Secara garis besar, yang
dikhawatirkan dari tanaman
transgenik adalah:
1.
Terjadinya
silang luar
2.
Adanya efek
kompensasi
3.
Munculnya hama target
yang tahan terhadap insektisida
4.
Munculnya efek
samping terhadap hama non target
(Muladno, 2002).
Kontroversial penggunaan suatu
produk teknologi maju termasuk bioteknologi harus dapat diatas secara bijaksana. Salah satunya dengan pembuatan suatu produk
hukum yang bersifat legal. Indonesia terkesan lambat dalam membuat Undang-undang Keamanan hayati. Pemerintah dapat menerima masukan
sebanyak-banyakanya dari masyarakat, kemudian dibuat suatu pedoman standar yang
mengikat dan mempunyai kekuatan hukum
tetap dari tanaman transgenik dan produk
olahannya (Mardiana, 2000).
Selain itu, informasi mengenai konstruksi dan
evaluasi tanaman transgenik dan produk olahannya dipandang perlu. Seperti
disarankan oleh YLKI dan Konphalindo yang mendesak pemerintah guna mengambil
langkah-langkah sebagai berikut:
1.
Mengadakan
moratorium atas impor, penjualan dan
pelepasan makanan dan produk transgenik hingga ada peraturan yang jelas dan ada bukti
keamanannya.
2.
Menyusun
Undang-undang keamanan hayati dan pangan
3.
Meratifikasi
protokol Cartagena, menyusun peraturan pelaksanaannya dengan menggunakan protokol
tersebut sebagai standar minimum.
4.
Mengadakan
dailog vertikal dan horizontal untuk mengambil keputusan
tentang arah kebijakan pengawasan riset, uji coba, pelepasan, penggunaan dan
monitoring produk transgenik.
5.
Memberlakukan
sistem label
6.
Menyusun data
base produk dan uji coba produk
transgenik yang ada di Indonesia dan menyebarkan informasi tersebut ke publik (Mardiana, 2000).
Berita Bumi. Oktober 1999
. Juni 2000
. Desember 2000
BPPT. 2000.
Hartiko, Hari. 2000. Diskusi Pakar dalam Memperingati Hari Hak-hak Konsumen Sedunia Tahhun 2000. Jakarta, 2 Maret 2000
Intisari. 2003
Mardiana, R. 2002. Telaah Persepsi dan Sikap Pihak-pihak Berkepentingan (Stakeholders) terhadap Bahan Pangan Transgenik. Skripsi. Jurusan Ilmu-ilmu Sosial Ekonomi Pertanian. IPB. Bogor.

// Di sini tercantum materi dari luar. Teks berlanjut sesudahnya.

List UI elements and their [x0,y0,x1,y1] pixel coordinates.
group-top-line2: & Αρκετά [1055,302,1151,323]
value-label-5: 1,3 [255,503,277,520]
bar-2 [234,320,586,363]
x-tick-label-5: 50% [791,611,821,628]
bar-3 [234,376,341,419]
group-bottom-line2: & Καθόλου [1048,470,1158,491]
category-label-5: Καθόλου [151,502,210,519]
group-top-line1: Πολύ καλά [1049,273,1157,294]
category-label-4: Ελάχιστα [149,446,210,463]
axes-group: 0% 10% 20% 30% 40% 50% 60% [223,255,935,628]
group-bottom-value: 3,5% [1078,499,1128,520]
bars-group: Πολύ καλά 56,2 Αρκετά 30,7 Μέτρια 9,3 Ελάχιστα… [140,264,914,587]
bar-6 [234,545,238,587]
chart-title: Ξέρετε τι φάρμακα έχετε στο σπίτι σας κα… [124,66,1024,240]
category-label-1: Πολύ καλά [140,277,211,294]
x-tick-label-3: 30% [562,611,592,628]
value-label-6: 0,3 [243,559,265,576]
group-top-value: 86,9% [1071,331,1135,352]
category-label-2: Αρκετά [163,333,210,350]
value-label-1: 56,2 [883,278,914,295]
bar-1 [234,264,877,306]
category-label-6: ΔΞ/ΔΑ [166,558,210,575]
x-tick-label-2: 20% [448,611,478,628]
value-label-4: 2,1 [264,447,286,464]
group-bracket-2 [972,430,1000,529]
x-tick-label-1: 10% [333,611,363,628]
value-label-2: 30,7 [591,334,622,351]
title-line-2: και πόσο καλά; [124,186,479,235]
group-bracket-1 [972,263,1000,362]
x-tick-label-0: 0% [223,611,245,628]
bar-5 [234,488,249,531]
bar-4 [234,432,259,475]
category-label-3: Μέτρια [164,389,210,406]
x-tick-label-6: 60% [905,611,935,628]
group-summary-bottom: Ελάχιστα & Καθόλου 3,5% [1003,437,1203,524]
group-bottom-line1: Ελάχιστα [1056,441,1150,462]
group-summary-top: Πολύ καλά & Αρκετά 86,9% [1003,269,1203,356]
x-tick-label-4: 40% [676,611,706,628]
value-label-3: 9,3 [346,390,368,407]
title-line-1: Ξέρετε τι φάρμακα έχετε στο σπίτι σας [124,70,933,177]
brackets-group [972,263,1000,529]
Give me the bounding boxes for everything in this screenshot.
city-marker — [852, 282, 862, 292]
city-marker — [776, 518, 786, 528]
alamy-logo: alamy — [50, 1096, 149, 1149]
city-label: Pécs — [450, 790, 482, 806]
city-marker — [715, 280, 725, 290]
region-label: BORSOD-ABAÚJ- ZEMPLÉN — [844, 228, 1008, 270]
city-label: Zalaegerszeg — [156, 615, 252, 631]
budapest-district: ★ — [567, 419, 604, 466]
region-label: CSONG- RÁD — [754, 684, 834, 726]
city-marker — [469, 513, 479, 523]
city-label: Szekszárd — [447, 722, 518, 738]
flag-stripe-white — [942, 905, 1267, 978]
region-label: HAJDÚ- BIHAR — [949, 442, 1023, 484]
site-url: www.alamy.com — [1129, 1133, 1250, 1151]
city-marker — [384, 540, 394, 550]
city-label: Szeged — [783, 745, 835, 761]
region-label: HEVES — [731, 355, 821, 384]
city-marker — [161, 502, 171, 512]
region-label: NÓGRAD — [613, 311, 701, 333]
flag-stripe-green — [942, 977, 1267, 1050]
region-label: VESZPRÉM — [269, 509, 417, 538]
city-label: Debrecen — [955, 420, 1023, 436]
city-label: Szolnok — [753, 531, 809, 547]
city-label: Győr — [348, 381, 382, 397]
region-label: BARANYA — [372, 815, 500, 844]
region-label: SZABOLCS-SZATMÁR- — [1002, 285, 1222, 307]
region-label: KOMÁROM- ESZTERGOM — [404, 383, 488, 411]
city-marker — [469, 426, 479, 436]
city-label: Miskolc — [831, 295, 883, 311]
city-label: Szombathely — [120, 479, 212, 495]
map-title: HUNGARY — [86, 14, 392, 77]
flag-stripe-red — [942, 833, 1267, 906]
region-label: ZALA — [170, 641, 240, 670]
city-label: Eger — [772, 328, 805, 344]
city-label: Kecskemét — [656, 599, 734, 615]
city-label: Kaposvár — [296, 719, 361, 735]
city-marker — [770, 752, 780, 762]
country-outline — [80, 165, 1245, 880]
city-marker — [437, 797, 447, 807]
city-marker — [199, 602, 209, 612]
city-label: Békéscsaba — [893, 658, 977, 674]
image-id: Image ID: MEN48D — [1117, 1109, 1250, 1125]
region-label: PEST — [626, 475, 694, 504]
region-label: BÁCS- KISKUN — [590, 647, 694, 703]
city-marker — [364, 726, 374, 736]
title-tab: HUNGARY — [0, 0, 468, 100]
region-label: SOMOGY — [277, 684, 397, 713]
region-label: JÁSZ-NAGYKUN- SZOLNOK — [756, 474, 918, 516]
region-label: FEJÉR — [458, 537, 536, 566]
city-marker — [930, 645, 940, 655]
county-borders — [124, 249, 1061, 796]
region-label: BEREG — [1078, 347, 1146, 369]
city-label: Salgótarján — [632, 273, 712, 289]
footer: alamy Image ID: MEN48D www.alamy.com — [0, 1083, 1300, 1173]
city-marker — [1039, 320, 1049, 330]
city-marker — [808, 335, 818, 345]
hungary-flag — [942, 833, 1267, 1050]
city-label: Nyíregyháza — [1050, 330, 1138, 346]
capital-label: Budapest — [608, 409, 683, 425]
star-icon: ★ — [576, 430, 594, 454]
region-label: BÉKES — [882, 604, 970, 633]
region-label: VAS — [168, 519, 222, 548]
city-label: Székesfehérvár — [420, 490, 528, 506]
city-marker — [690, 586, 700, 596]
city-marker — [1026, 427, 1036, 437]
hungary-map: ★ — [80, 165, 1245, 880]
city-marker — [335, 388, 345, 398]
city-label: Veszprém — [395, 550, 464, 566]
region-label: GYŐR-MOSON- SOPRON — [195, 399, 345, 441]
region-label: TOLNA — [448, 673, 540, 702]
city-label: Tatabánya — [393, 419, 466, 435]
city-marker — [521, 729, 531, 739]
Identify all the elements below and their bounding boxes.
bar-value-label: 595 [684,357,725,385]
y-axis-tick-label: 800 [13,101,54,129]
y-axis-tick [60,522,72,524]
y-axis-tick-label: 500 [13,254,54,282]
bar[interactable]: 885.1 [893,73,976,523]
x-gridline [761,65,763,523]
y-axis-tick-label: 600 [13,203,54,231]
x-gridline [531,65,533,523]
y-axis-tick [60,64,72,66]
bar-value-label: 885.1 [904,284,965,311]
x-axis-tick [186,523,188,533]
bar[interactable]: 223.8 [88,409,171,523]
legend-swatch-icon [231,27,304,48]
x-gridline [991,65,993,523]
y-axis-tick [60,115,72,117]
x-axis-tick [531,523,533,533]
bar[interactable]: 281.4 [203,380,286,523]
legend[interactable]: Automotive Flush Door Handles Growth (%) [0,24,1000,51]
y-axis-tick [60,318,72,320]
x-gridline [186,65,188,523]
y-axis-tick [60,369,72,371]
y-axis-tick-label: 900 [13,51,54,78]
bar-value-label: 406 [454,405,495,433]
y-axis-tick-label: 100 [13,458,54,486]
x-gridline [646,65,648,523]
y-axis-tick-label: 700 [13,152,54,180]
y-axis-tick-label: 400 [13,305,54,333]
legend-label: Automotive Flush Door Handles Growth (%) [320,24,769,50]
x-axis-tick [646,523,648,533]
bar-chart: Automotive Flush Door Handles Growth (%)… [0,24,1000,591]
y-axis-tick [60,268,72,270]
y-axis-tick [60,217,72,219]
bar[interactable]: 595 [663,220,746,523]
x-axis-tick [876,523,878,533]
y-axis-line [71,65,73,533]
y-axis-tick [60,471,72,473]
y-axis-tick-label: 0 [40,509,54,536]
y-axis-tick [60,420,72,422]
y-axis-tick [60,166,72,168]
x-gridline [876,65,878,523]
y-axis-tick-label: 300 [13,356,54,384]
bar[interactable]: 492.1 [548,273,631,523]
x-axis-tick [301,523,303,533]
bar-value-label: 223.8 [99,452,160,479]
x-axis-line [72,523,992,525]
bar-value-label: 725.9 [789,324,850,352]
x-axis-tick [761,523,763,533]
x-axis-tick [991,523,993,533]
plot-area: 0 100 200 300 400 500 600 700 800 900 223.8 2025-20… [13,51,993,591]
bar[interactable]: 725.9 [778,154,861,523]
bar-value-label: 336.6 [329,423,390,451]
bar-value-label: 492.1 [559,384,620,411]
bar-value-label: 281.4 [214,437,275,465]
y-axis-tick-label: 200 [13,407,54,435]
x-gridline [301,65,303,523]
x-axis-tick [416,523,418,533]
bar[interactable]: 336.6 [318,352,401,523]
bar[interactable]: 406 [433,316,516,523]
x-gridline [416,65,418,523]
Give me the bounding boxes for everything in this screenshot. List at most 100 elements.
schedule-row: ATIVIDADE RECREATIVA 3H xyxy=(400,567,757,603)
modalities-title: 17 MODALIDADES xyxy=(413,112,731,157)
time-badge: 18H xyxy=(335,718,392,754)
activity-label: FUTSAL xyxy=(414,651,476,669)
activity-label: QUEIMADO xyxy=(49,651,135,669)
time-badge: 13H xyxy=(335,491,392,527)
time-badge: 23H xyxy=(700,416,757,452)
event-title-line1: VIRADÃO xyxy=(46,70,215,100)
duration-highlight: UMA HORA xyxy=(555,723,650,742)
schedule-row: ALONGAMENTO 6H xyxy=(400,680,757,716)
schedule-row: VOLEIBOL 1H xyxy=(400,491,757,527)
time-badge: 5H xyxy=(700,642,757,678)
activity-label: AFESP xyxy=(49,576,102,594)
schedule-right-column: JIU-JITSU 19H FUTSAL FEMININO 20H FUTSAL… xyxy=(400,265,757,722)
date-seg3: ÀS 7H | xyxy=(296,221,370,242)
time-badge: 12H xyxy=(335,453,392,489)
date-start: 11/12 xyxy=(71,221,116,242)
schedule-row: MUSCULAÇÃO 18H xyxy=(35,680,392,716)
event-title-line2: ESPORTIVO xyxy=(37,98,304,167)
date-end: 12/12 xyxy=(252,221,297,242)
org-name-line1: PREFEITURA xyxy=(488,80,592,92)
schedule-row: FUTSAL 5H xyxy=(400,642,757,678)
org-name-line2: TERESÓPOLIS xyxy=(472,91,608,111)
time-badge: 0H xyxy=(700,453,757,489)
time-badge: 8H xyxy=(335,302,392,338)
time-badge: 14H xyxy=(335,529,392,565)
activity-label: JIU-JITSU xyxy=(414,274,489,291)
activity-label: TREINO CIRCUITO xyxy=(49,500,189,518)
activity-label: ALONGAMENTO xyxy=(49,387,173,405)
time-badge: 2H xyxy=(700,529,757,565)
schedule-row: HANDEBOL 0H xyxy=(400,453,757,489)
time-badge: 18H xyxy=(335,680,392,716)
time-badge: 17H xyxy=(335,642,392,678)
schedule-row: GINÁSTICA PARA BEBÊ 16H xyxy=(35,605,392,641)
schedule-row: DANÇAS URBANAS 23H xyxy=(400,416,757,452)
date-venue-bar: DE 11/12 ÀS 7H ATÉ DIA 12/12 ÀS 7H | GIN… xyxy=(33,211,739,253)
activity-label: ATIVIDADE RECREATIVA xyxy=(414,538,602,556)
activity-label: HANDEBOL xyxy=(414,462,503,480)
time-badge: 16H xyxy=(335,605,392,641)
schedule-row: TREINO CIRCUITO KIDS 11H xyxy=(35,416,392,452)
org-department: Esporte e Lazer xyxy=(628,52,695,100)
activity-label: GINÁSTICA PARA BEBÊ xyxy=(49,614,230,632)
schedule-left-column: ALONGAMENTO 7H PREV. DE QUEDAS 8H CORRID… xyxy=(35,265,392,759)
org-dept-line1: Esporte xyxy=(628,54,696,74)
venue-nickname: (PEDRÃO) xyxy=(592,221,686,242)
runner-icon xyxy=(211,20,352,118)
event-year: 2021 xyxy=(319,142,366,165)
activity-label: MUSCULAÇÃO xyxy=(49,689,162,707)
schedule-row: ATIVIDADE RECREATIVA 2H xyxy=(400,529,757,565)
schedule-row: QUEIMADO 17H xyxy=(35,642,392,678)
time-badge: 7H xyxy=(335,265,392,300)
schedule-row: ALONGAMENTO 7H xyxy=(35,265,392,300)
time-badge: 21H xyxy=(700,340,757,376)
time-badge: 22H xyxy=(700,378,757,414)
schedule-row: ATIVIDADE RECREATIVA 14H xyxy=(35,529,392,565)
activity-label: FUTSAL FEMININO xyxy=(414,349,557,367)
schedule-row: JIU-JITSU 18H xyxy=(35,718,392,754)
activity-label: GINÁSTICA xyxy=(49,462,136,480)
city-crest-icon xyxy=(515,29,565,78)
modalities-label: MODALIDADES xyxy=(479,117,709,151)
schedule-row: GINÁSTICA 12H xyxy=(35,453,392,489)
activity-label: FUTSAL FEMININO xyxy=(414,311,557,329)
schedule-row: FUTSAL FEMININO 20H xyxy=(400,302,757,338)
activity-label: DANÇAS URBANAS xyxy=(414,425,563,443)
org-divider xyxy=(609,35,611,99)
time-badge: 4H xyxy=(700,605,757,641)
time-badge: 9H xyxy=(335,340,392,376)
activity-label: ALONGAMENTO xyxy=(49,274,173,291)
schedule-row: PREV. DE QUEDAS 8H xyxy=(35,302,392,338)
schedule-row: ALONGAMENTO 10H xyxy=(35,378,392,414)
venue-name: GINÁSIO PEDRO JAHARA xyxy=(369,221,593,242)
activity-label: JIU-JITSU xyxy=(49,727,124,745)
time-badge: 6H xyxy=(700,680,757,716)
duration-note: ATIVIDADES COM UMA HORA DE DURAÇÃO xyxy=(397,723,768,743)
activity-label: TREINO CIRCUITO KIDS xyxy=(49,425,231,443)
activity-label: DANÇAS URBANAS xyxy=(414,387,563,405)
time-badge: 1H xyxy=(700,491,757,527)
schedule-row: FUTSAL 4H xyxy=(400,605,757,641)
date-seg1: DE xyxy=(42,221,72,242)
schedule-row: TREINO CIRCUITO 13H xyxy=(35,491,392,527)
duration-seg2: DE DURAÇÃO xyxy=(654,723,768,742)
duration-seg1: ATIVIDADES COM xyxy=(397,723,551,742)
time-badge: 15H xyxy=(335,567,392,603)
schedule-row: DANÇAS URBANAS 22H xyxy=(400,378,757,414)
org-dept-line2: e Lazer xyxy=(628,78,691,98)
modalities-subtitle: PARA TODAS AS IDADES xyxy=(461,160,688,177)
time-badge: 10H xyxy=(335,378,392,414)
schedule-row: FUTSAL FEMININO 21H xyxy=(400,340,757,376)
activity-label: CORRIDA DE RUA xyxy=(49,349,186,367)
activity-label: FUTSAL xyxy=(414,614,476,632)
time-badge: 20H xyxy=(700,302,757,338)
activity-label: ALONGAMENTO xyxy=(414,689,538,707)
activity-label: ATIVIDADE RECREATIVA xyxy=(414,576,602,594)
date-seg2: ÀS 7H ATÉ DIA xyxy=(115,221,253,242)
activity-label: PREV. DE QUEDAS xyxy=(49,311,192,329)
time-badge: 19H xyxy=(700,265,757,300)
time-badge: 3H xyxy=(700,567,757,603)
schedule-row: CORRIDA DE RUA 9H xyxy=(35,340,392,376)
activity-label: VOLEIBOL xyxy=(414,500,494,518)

Matsui, S., S. Miyazaki and K. Kasamo. 1997. The Biosafety Result of Field Test of Genetically Modified Plants and Microorganisms. Japan International Risearch Centre for Agricultural Sciences (JIRCAS).
Muladno, MSA. 2002. Seputar Teknologi Rekayasa Genetika. Bogor. Pustaka Wirausaha Muda.